A biped robot is a type of walking robot which mimics the locomotion of a human being. It can be employed in irregular structures which are mostly found in real-time. Mostly, it found applications that are related to disaster management relief, muddy places, nuclear power plants, structures build for humans, etc. However, controlling biped robots is tougher than humans because of the structure. Since humans can vary the center of pressure (CoP) for stable walking with the help of the upper body, hands, and leg muscles. Whereas the biped robot consists of the lower part that includes the joint motors only for varying the CoP.
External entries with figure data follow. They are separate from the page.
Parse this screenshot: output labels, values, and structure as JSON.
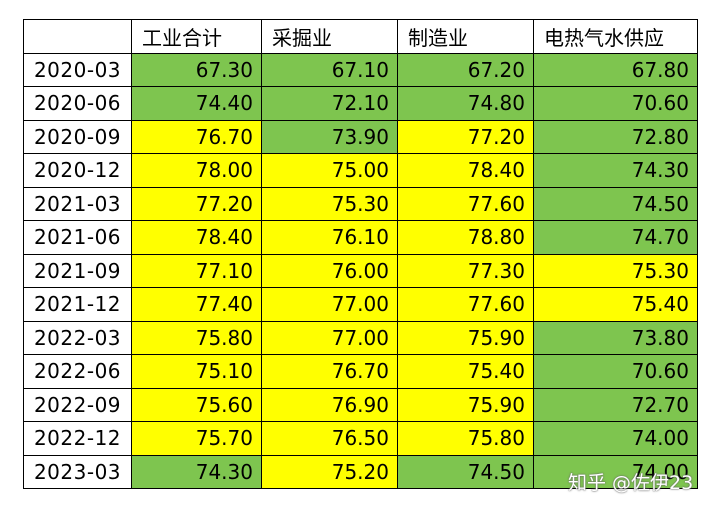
{
  "table": {
    "headers": [
      "",
      "工业合计",
      "采掘业",
      "制造业",
      "电热气水供应"
    ],
    "rows": [
      {
        "date": "2020-03",
        "cells": [
          {
            "v": "67.30",
            "c": "green"
          },
          {
            "v": "67.10",
            "c": "green"
          },
          {
            "v": "67.20",
            "c": "green"
          },
          {
            "v": "67.80",
            "c": "green"
          }
        ]
      },
      {
        "date": "2020-06",
        "cells": [
          {
            "v": "74.40",
            "c": "green"
          },
          {
            "v": "72.10",
            "c": "green"
          },
          {
            "v": "74.80",
            "c": "green"
          },
          {
            "v": "70.60",
            "c": "green"
          }
        ]
      },
      {
        "date": "2020-09",
        "cells": [
          {
            "v": "76.70",
            "c": "yellow"
          },
          {
            "v": "73.90",
            "c": "green"
          },
          {
            "v": "77.20",
            "c": "yellow"
          },
          {
            "v": "72.80",
            "c": "green"
          }
        ]
      },
      {
        "date": "2020-12",
        "cells": [
          {
            "v": "78.00",
            "c": "yellow"
          },
          {
            "v": "75.00",
            "c": "yellow"
          },
          {
            "v": "78.40",
            "c": "yellow"
          },
          {
            "v": "74.30",
            "c": "green"
          }
        ]
      },
      {
        "date": "2021-03",
        "cells": [
          {
            "v": "77.20",
            "c": "yellow"
          },
          {
            "v": "75.30",
            "c": "yellow"
          },
          {
            "v": "77.60",
            "c": "yellow"
          },
          {
            "v": "74.50",
            "c": "green"
          }
        ]
      },
      {
        "date": "2021-06",
        "cells": [
          {
            "v": "78.40",
            "c": "yellow"
          },
          {
            "v": "76.10",
            "c": "yellow"
          },
          {
            "v": "78.80",
            "c": "yellow"
          },
          {
            "v": "74.70",
            "c": "green"
          }
        ]
      },
      {
        "date": "2021-09",
        "cells": [
          {
            "v": "77.10",
            "c": "yellow"
          },
          {
            "v": "76.00",
            "c": "yellow"
          },
          {
            "v": "77.30",
            "c": "yellow"
          },
          {
            "v": "75.30",
            "c": "yellow"
          }
        ]
      },
      {
        "date": "2021-12",
        "cells": [
          {
            "v": "77.40",
            "c": "yellow"
          },
          {
            "v": "77.00",
            "c": "yellow"
          },
          {
            "v": "77.60",
            "c": "yellow"
          },
          {
            "v": "75.40",
            "c": "yellow"
          }
        ]
      },
      {
        "date": "2022-03",
        "cells": [
          {
            "v": "75.80",
            "c": "yellow"
          },
          {
            "v": "77.00",
            "c": "yellow"
          },
          {
            "v": "75.90",
            "c": "yellow"
          },
          {
            "v": "73.80",
            "c": "green"
          }
        ]
      },
      {
        "date": "2022-06",
        "cells": [
          {
            "v": "75.10",
            "c": "yellow"
          },
          {
            "v": "76.70",
            "c": "yellow"
          },
          {
            "v": "75.40",
            "c": "yellow"
          },
          {
            "v": "70.60",
            "c": "green"
          }
        ]
      },
      {
        "date": "2022-09",
        "cells": [
          {
            "v": "75.60",
            "c": "yellow"
          },
          {
            "v": "76.90",
            "c": "yellow"
          },
          {
            "v": "75.90",
            "c": "yellow"
          },
          {
            "v": "72.70",
            "c": "green"
          }
        ]
      },
      {
        "date": "2022-12",
        "cells": [
          {
            "v": "75.70",
            "c": "yellow"
          },
          {
            "v": "76.50",
            "c": "yellow"
          },
          {
            "v": "75.80",
            "c": "yellow"
          },
          {
            "v": "74.00",
            "c": "green"
          }
        ]
      },
      {
        "date": "2023-03",
        "cells": [
          {
            "v": "74.30",
            "c": "green"
          },
          {
            "v": "75.20",
            "c": "yellow"
          },
          {
            "v": "74.50",
            "c": "green"
          },
          {
            "v": "74.00",
            "c": "green"
          }
        ]
      }
    ]
  },
  "colors": {
    "green": "#7ec54f",
    "yellow": "#ffff00"
  },
  "watermark": "知乎 @佐伊23"
}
The kinematic structure and dynamics of a biped robot are very complex due to multiple joint and floating base. Therefore, it is a big challenge to produce the closed-loop trajectories for multiple tasks such as walking on flat and uneven terrain, dancing, logistic support in the industry, etc. Though, researchers in past have developed various methodologies for the generation of closed-loop trajectories. However, the biped robot failed to adapt to new situations that it encountered in the real world, which can be hazardous. Therefore, there is a requirement of the learning framework which can learn in real-time. Additionally, the framework should be data-efficient as well. Fig. 1 presents the pictorial representation of the adaptive learning framework.
The presented framework has the potential to become the first step for artificial generalized intelligence in the biped robot. However, the framework has a lot of challenges: (a) structure of the reward function in real-time, (b) how to incorporate the additional parameters for the regulation of the policy structure and, (c) efficient training algorithm.